Nothing to Tout About

The news media didn't create the bull market. We never forced an investor to buy a single share of stock. What we did was give a platform to a bunch of touts. The touts impressed us. They had nice clothes and business cards printed up with the most exotic, alluring phrases. Credit Suisse First Boston! UBS Warburg! Deutsche Banc Alex. Brown! Just uttering those names made us feel smarter and more cosmopolitan, like we might be turning into the sort of people who weekend at Cap Ferrat.

The touts touted, and we nodded and scribbled. We convinced ourselves they had access to the future, and it was marvelous, and we passed their descriptions of it on to a trusting public. Pets.com was an extremely promising company, some of our favorite touts averred (it went bankrupt). We really ought to check out a fast-growing Internet company with the cool name Razorfish ($56 a share in February 2000, lately trading for under 50 cents a share). As for tech giants such as Cisco Systems and Sun Microsystems, many highly touted touts saw nothing but blue sky (both companies are down about 75 percent from their highs of last year). We even called the touts "analysts," a scientific-sounding title few deserved.

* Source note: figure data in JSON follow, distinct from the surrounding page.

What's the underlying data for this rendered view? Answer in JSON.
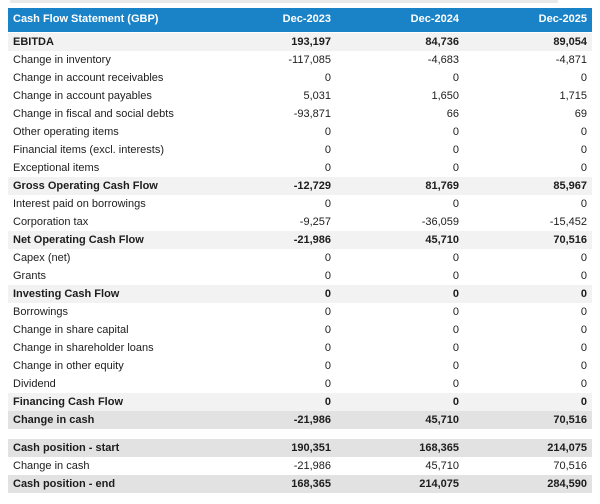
{
  "table": {
    "title": "Cash Flow Statement (GBP)",
    "columns": [
      "Dec-2023",
      "Dec-2024",
      "Dec-2025"
    ],
    "colors": {
      "header_bg": "#1a83c8",
      "header_text": "#ffffff",
      "subtotal_bg": "#f2f2f2",
      "total_bg": "#e2e2e2"
    },
    "sections": [
      {
        "rows": [
          {
            "label": "EBITDA",
            "values": [
              "193,197",
              "84,736",
              "89,054"
            ],
            "style": "subtotal"
          },
          {
            "label": "Change in inventory",
            "values": [
              "-117,085",
              "-4,683",
              "-4,871"
            ],
            "style": "normal"
          },
          {
            "label": "Change in account receivables",
            "values": [
              "0",
              "0",
              "0"
            ],
            "style": "normal"
          },
          {
            "label": "Change in account payables",
            "values": [
              "5,031",
              "1,650",
              "1,715"
            ],
            "style": "normal"
          },
          {
            "label": "Change in fiscal and social debts",
            "values": [
              "-93,871",
              "66",
              "69"
            ],
            "style": "normal"
          },
          {
            "label": "Other operating items",
            "values": [
              "0",
              "0",
              "0"
            ],
            "style": "normal"
          },
          {
            "label": "Financial items (excl. interests)",
            "values": [
              "0",
              "0",
              "0"
            ],
            "style": "normal"
          },
          {
            "label": "Exceptional items",
            "values": [
              "0",
              "0",
              "0"
            ],
            "style": "normal"
          },
          {
            "label": "Gross Operating Cash Flow",
            "values": [
              "-12,729",
              "81,769",
              "85,967"
            ],
            "style": "subtotal"
          },
          {
            "label": "Interest paid on borrowings",
            "values": [
              "0",
              "0",
              "0"
            ],
            "style": "normal"
          },
          {
            "label": "Corporation tax",
            "values": [
              "-9,257",
              "-36,059",
              "-15,452"
            ],
            "style": "normal"
          },
          {
            "label": "Net Operating Cash Flow",
            "values": [
              "-21,986",
              "45,710",
              "70,516"
            ],
            "style": "subtotal"
          },
          {
            "label": "Capex (net)",
            "values": [
              "0",
              "0",
              "0"
            ],
            "style": "normal"
          },
          {
            "label": "Grants",
            "values": [
              "0",
              "0",
              "0"
            ],
            "style": "normal"
          },
          {
            "label": "Investing Cash Flow",
            "values": [
              "0",
              "0",
              "0"
            ],
            "style": "subtotal"
          },
          {
            "label": "Borrowings",
            "values": [
              "0",
              "0",
              "0"
            ],
            "style": "normal"
          },
          {
            "label": "Change in share capital",
            "values": [
              "0",
              "0",
              "0"
            ],
            "style": "normal"
          },
          {
            "label": "Change in shareholder loans",
            "values": [
              "0",
              "0",
              "0"
            ],
            "style": "normal"
          },
          {
            "label": "Change in other equity",
            "values": [
              "0",
              "0",
              "0"
            ],
            "style": "normal"
          },
          {
            "label": "Dividend",
            "values": [
              "0",
              "0",
              "0"
            ],
            "style": "normal"
          },
          {
            "label": "Financing Cash Flow",
            "values": [
              "0",
              "0",
              "0"
            ],
            "style": "subtotal"
          },
          {
            "label": "Change in cash",
            "values": [
              "-21,986",
              "45,710",
              "70,516"
            ],
            "style": "total"
          }
        ]
      },
      {
        "rows": [
          {
            "label": "Cash position - start",
            "values": [
              "190,351",
              "168,365",
              "214,075"
            ],
            "style": "total"
          },
          {
            "label": "Change in cash",
            "values": [
              "-21,986",
              "45,710",
              "70,516"
            ],
            "style": "normal"
          },
          {
            "label": "Cash position - end",
            "values": [
              "168,365",
              "214,075",
              "284,590"
            ],
            "style": "total"
          }
        ]
      }
    ]
  }
}
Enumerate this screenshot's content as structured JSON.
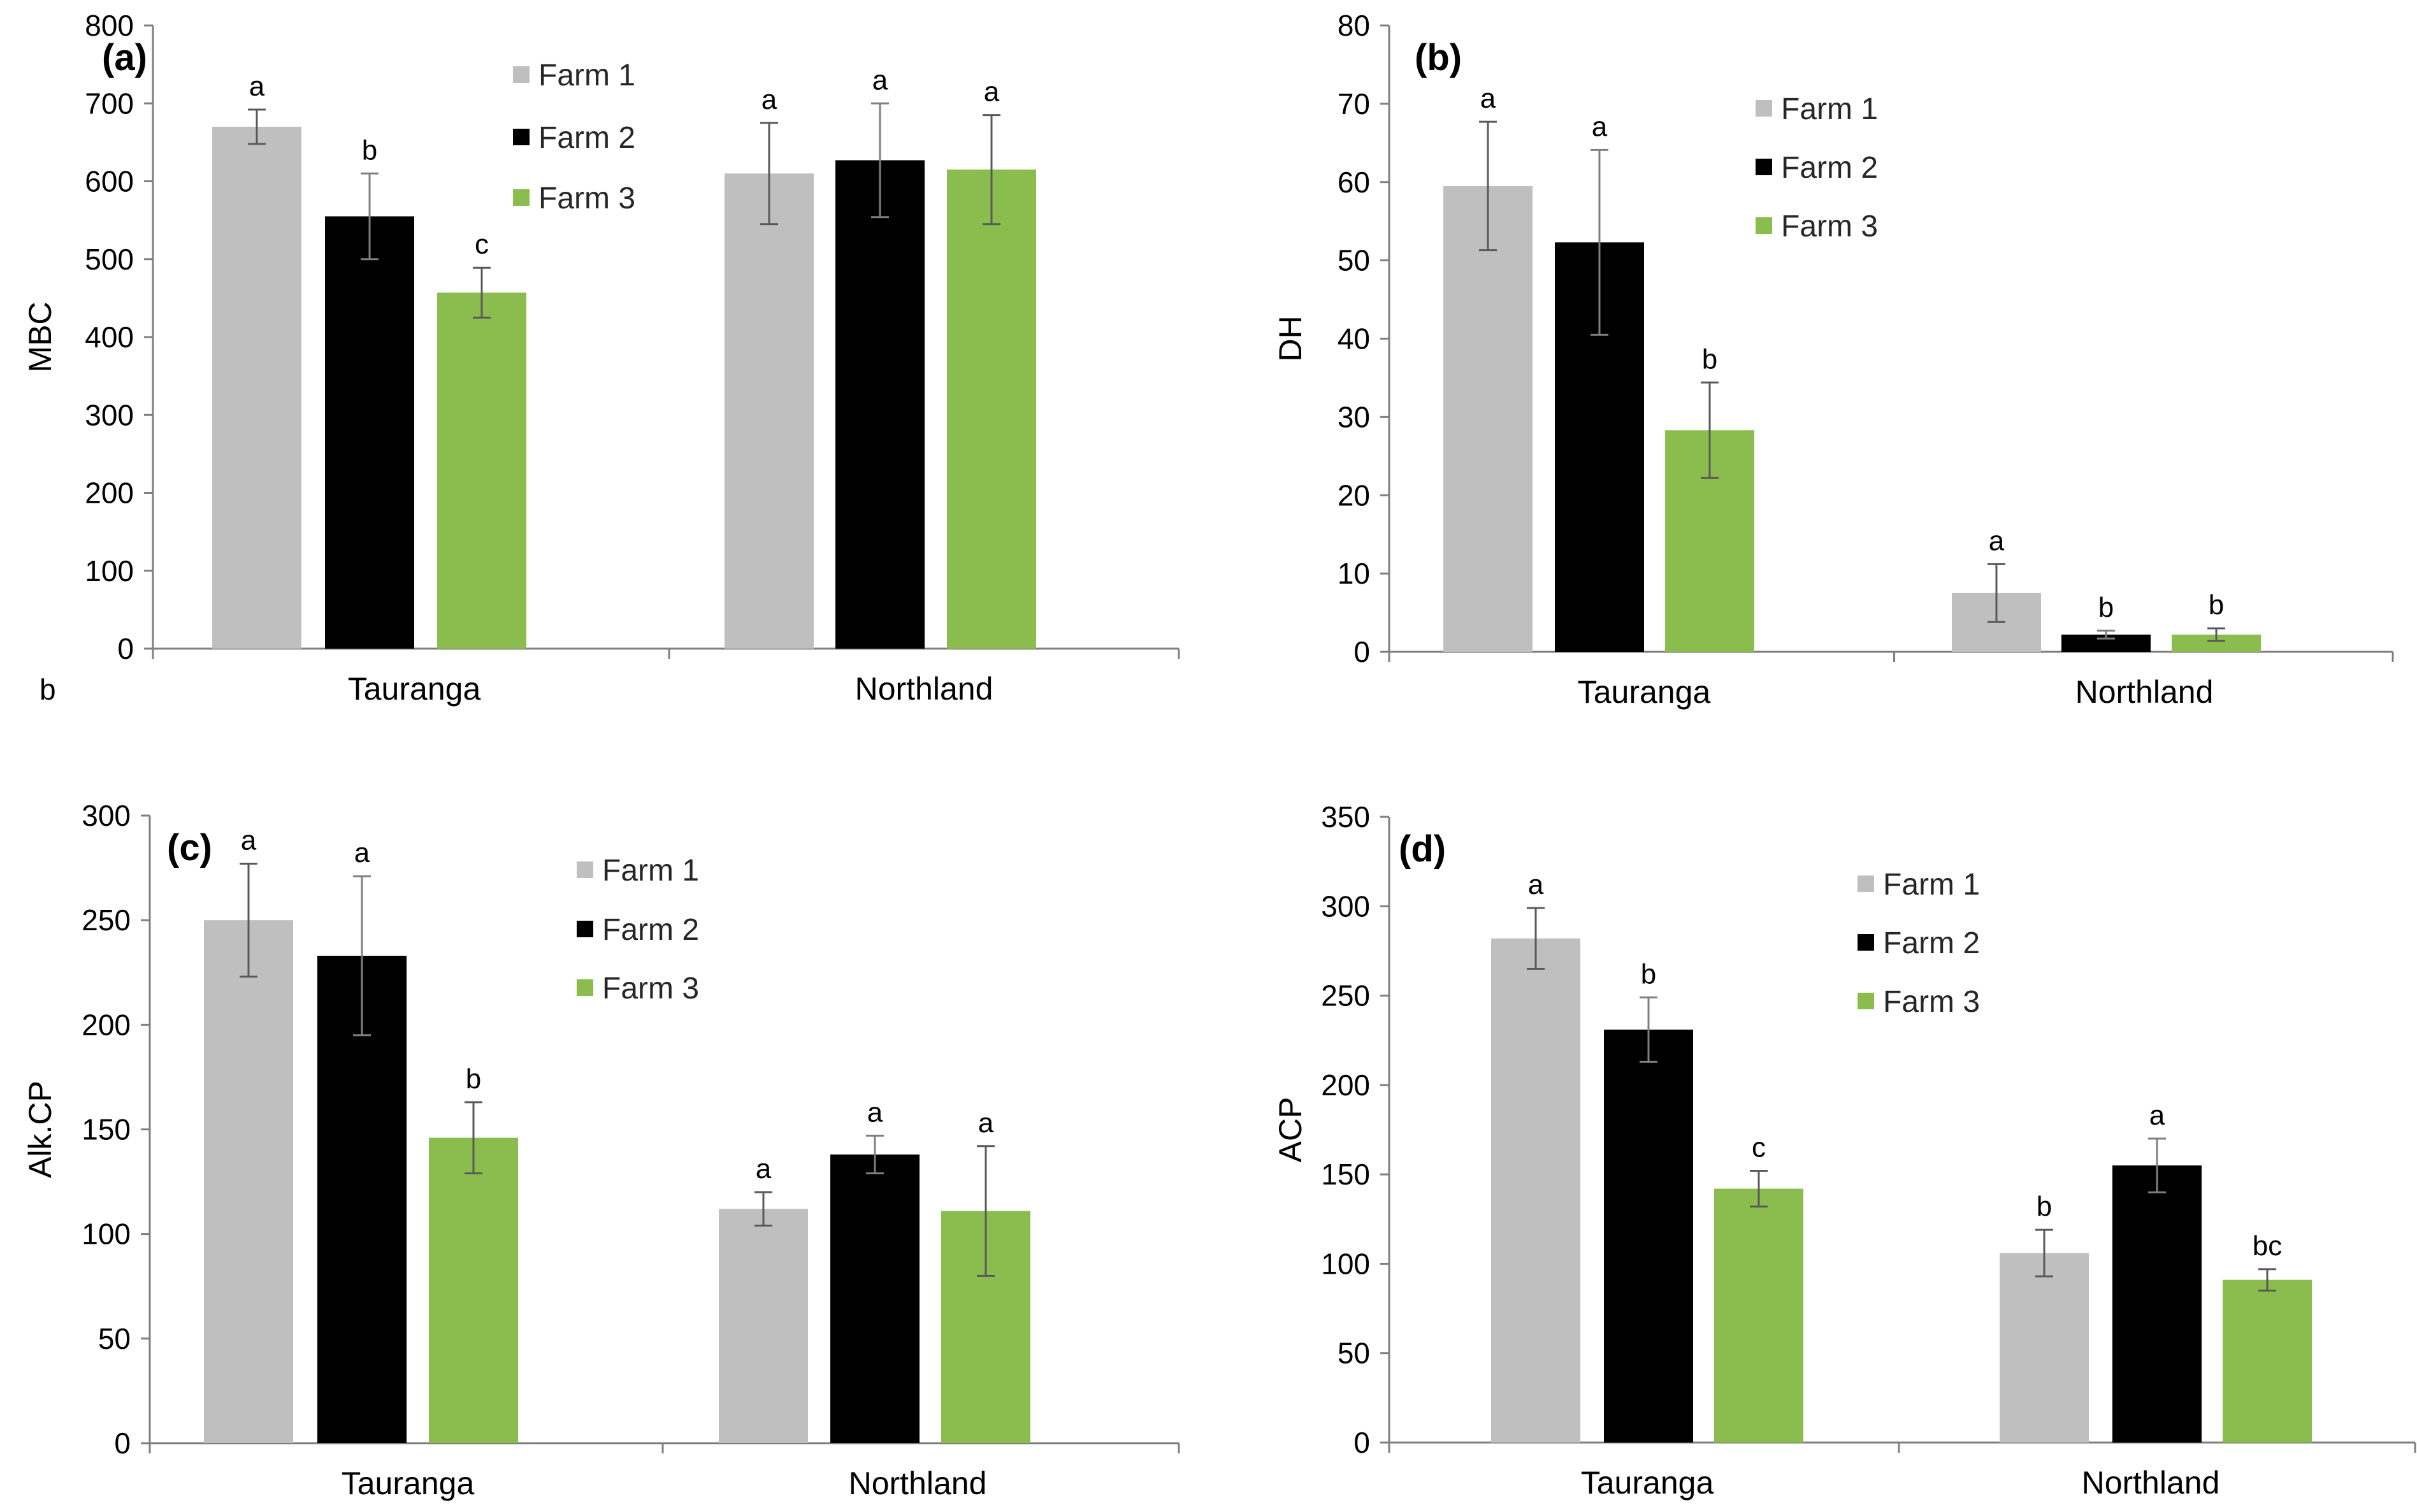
{
  "stray_text": "b",
  "colors": {
    "farm1": "#bfbfbf",
    "farm2": "#000000",
    "farm3": "#8bbd4e",
    "axis": "#7f7f7f"
  },
  "chart_data": [
    {
      "type": "bar",
      "panel": "(a)",
      "ylabel": "MBC",
      "ylim": [
        0,
        800
      ],
      "yticks": [
        0,
        100,
        200,
        300,
        400,
        500,
        600,
        700,
        800
      ],
      "categories": [
        "Tauranga",
        "Northland"
      ],
      "legend": "top-center",
      "series": [
        {
          "name": "Farm 1",
          "values": [
            670,
            610
          ],
          "errors": [
            22,
            65
          ],
          "letters": [
            "a",
            "a"
          ]
        },
        {
          "name": "Farm 2",
          "values": [
            555,
            627
          ],
          "errors": [
            55,
            73
          ],
          "letters": [
            "b",
            "a"
          ]
        },
        {
          "name": "Farm 3",
          "values": [
            457,
            615
          ],
          "errors": [
            32,
            70
          ],
          "letters": [
            "c",
            "a"
          ]
        }
      ]
    },
    {
      "type": "bar",
      "panel": "(b)",
      "ylabel": "DH",
      "ylim": [
        0,
        80
      ],
      "yticks": [
        0,
        10,
        20,
        30,
        40,
        50,
        60,
        70,
        80
      ],
      "categories": [
        "Tauranga",
        "Northland"
      ],
      "legend": "top-center",
      "series": [
        {
          "name": "Farm 1",
          "values": [
            59.5,
            7.5
          ],
          "errors": [
            8.2,
            3.7
          ],
          "letters": [
            "a",
            "a"
          ]
        },
        {
          "name": "Farm 2",
          "values": [
            52.3,
            2.2
          ],
          "errors": [
            11.8,
            0.5
          ],
          "letters": [
            "a",
            "b"
          ]
        },
        {
          "name": "Farm 3",
          "values": [
            28.3,
            2.2
          ],
          "errors": [
            6.1,
            0.8
          ],
          "letters": [
            "b",
            "b"
          ]
        }
      ]
    },
    {
      "type": "bar",
      "panel": "(c)",
      "ylabel": "Alk.CP",
      "ylim": [
        0,
        300
      ],
      "yticks": [
        0,
        50,
        100,
        150,
        200,
        250,
        300
      ],
      "categories": [
        "Tauranga",
        "Northland"
      ],
      "legend": "top-center",
      "series": [
        {
          "name": "Farm 1",
          "values": [
            250,
            112
          ],
          "errors": [
            27,
            8
          ],
          "letters": [
            "a",
            "a"
          ]
        },
        {
          "name": "Farm 2",
          "values": [
            233,
            138
          ],
          "errors": [
            38,
            9
          ],
          "letters": [
            "a",
            "a"
          ]
        },
        {
          "name": "Farm 3",
          "values": [
            146,
            111
          ],
          "errors": [
            17,
            31
          ],
          "letters": [
            "b",
            "a"
          ]
        }
      ]
    },
    {
      "type": "bar",
      "panel": "(d)",
      "ylabel": "ACP",
      "ylim": [
        0,
        350
      ],
      "yticks": [
        0,
        50,
        100,
        150,
        200,
        250,
        300,
        350
      ],
      "categories": [
        "Tauranga",
        "Northland"
      ],
      "legend": "top-center",
      "series": [
        {
          "name": "Farm 1",
          "values": [
            282,
            106
          ],
          "errors": [
            17,
            13
          ],
          "letters": [
            "a",
            "b"
          ]
        },
        {
          "name": "Farm 2",
          "values": [
            231,
            155
          ],
          "errors": [
            18,
            15
          ],
          "letters": [
            "b",
            "a"
          ]
        },
        {
          "name": "Farm 3",
          "values": [
            142,
            91
          ],
          "errors": [
            10,
            6
          ],
          "letters": [
            "c",
            "bc"
          ]
        }
      ]
    }
  ]
}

Now we're chastened. We've looked around at the damage and assigned a lot of blame to ourselves. The Financial Times said it most elegantly in an editorial headlined, "Shoot All the Analysts":

"As the great bull market roared ahead, analysts were turned by the media into far-sighted seers and sources of wisdom. The most articulate of them, by now extremely rich, would feature regularly on the business TV shows, wearing suits that were worth more than most of their clients' portfolios.... Now, at last, they have had their comeuppance.... The media, including the Financial Times, should be much more chary about attributing wisdom to analysts."

But amid all the flagellation, nobody seems to have noticed the strangest thing of all about the media and the bull market. For almost a decade, journalists did something quite out of character: We accentuated the positive. Over the years, we had acquired a reputation, largely deserved, for loving bad news. Nothing thrilled us like a good war, an epidemic, a ghastly murder, a devastating economic collapse. Our nightmare was a world in which the government was doing a good job, peace reigned, businesses thrived, and most people were happy. Good news wasn't news at all, not to us. The age-old complaint about the media, in letters to the editor and in polls, was that we were unrelentingly negative. We laughed it off, but we knew it was true.

The bull market changed all that. We stopped enjoying the bad news, and got addicted to the good. A trade that had once searched high and low for negative stories about Wall Street and Big Business, devoted most of its energy to positive ones, and the touts were our best sources. "What are you buying now?" or some variant of that question, was one of the most frequently uttered sentences on CNBC, on Wall $treet Week with Louis Rukeyser, and all the other TV and radio shows on which touts appeared. Money, SmartMoney, and other financial magazines were obsessed with stocks and funds we should be buying right now. The buy focus spilled over into the general media: the big newspapers and networks.

The touts were promiscuous with their buy recommendations, but they almost never spoke of selling, mainly because they didn't want to offend companies that might bring lucrative underwriting business to their firms. And we almost never asked. It was rude to bring it up, like walking into a wild party and talking about death.

It's unfortunate that selling was so rarely discussed in the media, because, even in a bull market, every time someone buys a share of stock, someone else is selling it. In order for a lot of people to obey the touts and purchase Amazon.com at more than $400 a share, a lot of other people had to sell the stock at the same price. Who were those people? Why didn't we cover them as assiduously as we covered the touts? Because the sell story was bad news, and we'd lost the taste.

That was last year. Now, bad news abounds. The New Economy is in ruins. The touts have been shown to be charlatans. Selling is the rage, and suddenly the media have a chance to return to their negative roots, to revel in the awfulness of it all.

So far, however, we don't seem to be enjoying it. The coverage of the downturn has an unmistakable hangdog quality. CNBC's affable gang brightens up only on the rare bullish day, of which there were a few this week. Newspaper stories are either muted, as in the recent New York Times front-pager, "As Stocks Tumble, President Sounds a Note of Concern"; or downright sob sister, as in the Washington Post story that opened with a single mother in Seattle who worries that because of stock losses, "she may not have enough money to pay the $24,000 in tuition, room, and board Colin needs to attend his first-choice school."

Coverage of the downturn lacks energy, and the reason is fairly obvious. The bad news we enjoy so much—earthquakes, wars and such—has nothing directly to do with us. We are innocent bystanders, mere recorders. But this disaster is partly our fault. The bad news is, we were suckered by touts, and there's just no way to make it feel good.